Early in his career, Jeffers sequestered himself at Tor House, a cottage constructed with his own hands from native stone atop a bluff overlooking the Pacific near Carmel. From there, he fired his literary barbs at a population blinded and deafened by its obsession with trivia and tedium. His view of mankind is not a flattering one.  Neither is it one easily dismissed.

His poem “Original Sin” speaks of “The man-brained and man-handed ground ape, physically the most repulsive of all hot-blooded animals,” and depicts a tribe of stone-age hunters hooting and dancing with joy as a great mammoth is slowly cooked alive in a fiery pit. This, Jeffers assures us, is the true image of man, cruel, greedy, lacking in empathy or imagination.  Jeffers says, “I would rather be a worm in a wild apple than a son of man.”

His detractors accuse him of misanthropy, even of nihilism because of his assertion that he would sooner kill a man than a hawk. I suspect that, rather, he views the hawk as a harmless victim when compared to man’s world-eating passions. I am brought up short, though, when he says:

“We are what we are, and we might remember

Not to hate any person; for all are vicious;

And not be astonished at any evil, for all are deserve.”

This takes the concept of Original Sin to new heights or new depths.  Do slaves, Holocaust victims, prisoners of the Gulag, women and children sold into sexual bondage deserve their fate simply because they are human?

In “Shine, Perishing Republic”, he warns his two young sons, “Keep your distance from the thickening center,” and, “…be in nothing so moderate as in love of man, a clever servant, insufferable master.”

His condemnation appears to be directed at civilization rather than at individual human victims of cruelty and injustice.

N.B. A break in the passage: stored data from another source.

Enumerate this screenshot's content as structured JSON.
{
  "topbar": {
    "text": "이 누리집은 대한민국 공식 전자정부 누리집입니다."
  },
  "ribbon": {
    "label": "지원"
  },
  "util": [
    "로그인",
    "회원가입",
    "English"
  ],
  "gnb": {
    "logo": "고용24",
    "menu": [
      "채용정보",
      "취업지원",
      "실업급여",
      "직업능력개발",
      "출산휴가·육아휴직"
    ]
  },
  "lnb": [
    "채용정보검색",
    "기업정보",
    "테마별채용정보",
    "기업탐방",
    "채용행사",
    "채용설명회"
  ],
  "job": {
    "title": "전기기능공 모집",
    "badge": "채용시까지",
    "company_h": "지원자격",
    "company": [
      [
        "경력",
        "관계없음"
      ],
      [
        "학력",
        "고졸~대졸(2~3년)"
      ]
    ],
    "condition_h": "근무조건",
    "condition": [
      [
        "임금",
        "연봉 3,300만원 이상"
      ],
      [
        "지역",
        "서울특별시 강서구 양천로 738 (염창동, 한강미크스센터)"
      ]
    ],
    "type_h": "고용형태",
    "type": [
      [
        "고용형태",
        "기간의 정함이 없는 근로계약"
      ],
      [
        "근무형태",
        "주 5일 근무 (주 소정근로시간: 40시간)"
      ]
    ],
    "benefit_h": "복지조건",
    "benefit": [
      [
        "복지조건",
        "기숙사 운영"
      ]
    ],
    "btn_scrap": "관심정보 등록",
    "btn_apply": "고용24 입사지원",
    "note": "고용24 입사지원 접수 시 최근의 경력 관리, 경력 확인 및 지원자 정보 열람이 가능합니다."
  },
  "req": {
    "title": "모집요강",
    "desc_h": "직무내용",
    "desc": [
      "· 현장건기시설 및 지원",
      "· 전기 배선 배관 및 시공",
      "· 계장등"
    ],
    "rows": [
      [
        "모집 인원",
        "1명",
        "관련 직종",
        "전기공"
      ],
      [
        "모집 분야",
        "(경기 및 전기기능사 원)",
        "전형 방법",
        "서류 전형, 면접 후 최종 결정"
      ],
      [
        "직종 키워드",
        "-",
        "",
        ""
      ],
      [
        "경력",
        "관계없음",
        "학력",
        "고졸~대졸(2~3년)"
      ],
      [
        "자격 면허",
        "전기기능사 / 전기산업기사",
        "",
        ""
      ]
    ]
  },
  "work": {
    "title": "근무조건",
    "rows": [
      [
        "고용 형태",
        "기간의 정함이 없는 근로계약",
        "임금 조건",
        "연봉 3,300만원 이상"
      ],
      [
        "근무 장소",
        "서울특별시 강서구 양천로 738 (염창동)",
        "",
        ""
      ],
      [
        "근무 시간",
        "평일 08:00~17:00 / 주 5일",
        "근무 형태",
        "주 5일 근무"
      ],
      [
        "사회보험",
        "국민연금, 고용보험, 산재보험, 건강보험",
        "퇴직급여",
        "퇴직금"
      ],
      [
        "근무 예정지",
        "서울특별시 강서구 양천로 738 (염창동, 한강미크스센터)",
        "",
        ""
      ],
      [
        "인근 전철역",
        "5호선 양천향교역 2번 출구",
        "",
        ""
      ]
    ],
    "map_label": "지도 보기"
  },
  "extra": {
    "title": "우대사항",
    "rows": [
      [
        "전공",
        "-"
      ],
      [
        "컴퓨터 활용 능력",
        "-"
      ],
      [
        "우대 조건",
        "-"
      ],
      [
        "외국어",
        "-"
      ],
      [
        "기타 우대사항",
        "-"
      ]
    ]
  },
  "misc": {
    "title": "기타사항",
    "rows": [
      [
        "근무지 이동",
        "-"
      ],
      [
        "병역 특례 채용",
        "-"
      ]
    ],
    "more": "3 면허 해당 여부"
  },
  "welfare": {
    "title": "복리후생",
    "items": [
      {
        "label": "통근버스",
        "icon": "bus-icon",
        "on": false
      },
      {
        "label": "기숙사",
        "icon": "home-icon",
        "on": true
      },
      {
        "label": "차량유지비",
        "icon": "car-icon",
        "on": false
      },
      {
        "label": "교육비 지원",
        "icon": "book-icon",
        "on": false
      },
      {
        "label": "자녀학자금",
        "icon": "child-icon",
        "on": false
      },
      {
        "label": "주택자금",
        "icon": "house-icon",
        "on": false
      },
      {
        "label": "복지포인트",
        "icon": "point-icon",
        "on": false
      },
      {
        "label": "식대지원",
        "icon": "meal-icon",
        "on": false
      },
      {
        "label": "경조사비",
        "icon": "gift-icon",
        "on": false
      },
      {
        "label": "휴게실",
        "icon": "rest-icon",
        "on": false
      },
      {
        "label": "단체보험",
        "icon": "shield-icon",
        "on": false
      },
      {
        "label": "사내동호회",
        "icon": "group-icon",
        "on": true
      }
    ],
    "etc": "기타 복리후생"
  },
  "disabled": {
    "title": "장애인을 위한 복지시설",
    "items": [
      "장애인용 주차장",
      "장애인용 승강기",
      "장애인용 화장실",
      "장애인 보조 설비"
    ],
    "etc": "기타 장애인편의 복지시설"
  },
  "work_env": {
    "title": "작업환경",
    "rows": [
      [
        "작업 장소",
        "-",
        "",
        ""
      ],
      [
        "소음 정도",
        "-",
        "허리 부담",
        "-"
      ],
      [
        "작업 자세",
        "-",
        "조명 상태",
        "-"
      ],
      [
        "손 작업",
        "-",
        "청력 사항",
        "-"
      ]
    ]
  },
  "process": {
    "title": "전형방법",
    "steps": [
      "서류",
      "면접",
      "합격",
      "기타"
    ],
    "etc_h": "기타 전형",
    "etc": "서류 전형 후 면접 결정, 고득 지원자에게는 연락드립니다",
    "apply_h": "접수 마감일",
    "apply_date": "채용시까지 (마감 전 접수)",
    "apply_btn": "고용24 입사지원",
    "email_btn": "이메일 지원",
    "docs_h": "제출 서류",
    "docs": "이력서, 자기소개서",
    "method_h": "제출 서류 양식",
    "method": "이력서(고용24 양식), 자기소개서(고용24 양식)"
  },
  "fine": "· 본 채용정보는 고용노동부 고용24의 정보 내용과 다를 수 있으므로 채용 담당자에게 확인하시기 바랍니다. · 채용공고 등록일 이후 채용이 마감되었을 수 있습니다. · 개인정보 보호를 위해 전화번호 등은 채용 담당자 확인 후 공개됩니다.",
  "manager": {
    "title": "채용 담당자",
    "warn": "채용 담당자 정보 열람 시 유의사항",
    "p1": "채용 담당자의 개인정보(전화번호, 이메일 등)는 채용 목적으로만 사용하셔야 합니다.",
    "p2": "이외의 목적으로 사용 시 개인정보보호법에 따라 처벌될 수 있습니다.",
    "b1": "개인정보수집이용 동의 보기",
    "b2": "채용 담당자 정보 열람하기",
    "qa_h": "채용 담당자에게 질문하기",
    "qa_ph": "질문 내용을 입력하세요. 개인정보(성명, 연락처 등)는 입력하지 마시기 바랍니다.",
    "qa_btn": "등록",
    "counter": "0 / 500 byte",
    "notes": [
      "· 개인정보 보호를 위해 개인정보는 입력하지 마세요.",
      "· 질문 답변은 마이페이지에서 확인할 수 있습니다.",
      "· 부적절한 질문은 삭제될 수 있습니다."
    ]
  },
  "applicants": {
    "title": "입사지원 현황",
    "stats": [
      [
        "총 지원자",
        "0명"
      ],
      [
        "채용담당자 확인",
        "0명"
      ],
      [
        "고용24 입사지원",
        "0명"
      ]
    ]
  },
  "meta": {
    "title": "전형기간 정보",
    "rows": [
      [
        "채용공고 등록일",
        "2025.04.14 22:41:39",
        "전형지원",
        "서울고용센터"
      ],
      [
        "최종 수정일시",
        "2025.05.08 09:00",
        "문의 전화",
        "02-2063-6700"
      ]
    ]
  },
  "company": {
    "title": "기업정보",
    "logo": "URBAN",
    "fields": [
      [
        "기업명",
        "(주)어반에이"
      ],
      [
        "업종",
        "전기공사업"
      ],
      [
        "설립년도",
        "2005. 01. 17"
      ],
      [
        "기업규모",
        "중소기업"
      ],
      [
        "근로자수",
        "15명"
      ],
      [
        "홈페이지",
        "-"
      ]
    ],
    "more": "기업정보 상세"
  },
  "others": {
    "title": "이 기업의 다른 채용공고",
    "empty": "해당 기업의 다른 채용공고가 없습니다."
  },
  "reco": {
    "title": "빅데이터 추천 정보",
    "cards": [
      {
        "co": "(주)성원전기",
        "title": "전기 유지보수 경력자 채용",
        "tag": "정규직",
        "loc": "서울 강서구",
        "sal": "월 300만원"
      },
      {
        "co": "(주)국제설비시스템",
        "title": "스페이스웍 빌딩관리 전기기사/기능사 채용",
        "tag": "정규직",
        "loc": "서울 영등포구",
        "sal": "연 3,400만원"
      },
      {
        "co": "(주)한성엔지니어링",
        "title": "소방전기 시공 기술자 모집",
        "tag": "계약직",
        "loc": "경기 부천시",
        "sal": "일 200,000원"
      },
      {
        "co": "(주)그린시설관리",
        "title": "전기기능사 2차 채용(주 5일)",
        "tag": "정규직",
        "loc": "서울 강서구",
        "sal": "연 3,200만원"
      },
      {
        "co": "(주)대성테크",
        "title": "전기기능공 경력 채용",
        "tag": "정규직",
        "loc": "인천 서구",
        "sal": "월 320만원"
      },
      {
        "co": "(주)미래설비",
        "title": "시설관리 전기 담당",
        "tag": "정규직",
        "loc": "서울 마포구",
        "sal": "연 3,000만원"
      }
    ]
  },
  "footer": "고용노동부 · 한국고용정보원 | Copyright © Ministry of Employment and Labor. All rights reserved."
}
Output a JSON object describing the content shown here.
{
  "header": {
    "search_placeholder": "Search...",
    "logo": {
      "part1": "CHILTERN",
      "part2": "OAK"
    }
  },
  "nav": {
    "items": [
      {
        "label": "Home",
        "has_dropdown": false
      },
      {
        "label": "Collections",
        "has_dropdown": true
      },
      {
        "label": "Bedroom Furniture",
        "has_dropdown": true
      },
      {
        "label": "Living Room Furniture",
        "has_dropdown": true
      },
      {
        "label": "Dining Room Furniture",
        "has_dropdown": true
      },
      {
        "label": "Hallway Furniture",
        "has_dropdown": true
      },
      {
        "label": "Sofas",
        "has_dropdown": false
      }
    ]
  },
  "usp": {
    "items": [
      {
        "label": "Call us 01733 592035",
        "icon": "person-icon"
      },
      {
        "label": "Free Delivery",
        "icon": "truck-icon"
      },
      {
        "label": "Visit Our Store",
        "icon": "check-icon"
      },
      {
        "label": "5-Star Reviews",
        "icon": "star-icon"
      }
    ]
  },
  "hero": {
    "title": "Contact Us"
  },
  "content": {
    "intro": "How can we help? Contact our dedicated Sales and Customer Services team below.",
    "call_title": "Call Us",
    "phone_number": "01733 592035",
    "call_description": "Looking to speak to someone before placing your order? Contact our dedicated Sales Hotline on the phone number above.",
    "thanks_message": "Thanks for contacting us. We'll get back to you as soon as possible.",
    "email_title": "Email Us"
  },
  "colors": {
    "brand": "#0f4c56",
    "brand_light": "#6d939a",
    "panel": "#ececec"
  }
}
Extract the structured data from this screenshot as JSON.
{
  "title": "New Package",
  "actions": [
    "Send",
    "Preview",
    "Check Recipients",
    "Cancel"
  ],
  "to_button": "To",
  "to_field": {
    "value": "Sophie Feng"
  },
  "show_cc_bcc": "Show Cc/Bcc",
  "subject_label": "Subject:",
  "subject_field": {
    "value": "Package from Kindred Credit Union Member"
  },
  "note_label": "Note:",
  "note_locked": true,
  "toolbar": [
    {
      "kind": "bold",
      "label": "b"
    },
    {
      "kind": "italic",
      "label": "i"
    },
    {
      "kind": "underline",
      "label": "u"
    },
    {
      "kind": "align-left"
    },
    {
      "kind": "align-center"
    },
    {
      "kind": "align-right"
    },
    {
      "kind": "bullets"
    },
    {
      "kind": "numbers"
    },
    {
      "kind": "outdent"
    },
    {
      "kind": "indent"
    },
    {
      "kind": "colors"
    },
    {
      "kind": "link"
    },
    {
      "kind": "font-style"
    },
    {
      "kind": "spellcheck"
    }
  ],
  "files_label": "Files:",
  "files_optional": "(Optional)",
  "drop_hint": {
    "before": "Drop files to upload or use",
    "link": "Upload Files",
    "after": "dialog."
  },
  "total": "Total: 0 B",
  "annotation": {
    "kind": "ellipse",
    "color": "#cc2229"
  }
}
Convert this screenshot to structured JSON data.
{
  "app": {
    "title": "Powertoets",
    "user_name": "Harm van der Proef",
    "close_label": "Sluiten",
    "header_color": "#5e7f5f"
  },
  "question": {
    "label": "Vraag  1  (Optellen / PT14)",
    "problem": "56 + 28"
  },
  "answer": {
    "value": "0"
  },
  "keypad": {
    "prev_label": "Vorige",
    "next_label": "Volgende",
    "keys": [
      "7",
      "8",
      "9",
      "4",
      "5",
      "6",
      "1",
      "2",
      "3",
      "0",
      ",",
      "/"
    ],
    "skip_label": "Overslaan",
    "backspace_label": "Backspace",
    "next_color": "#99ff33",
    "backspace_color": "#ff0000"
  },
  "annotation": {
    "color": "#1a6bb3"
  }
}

Jeffers argues that there is no hope for human improvement or redemption. A better world can only be realized once man and all his works vanish. When he finds a stretch of his pristine Big Sur coast violated by a housing project, he takes comfort in the realization, that, given time, humans will perish. The earth itself will die as its sun consumes itself, leaving behind a cold indifferent vacuum.

Like a camelhair-clad Old Testament prophet, he characterizes civilization as a disease, warning that ours, like its predecessors, will collapse, leaving our women selling themselves to the grinning usurper for nylons and bits of chocolate. He finds satisfaction in the knowledge that, “When the cities lie at the monster’s feet there are left the mountains.” Jeffers challenges us to question our presuppositions regarding the nature of man, his position in the universe, and, as Einstein asked, whether or not that universe is a friendly place.

A few years ago, near my winter refuge along the Carolina coast, a reward was posted for the apprehension of individuals who had broken the wings of numerous brown pelicans, abandoning them to slow, painful death. I remembered my broken heron upon that faraway day when I had no options, and I thought of our ancestors dancing around the tortured mammoth, people who possessed options but perhaps no conscience. Maybe Jeffers is right about us. But, then, there are those among us whose hearts are so rent by the suffering of pelicans that they posted the reward.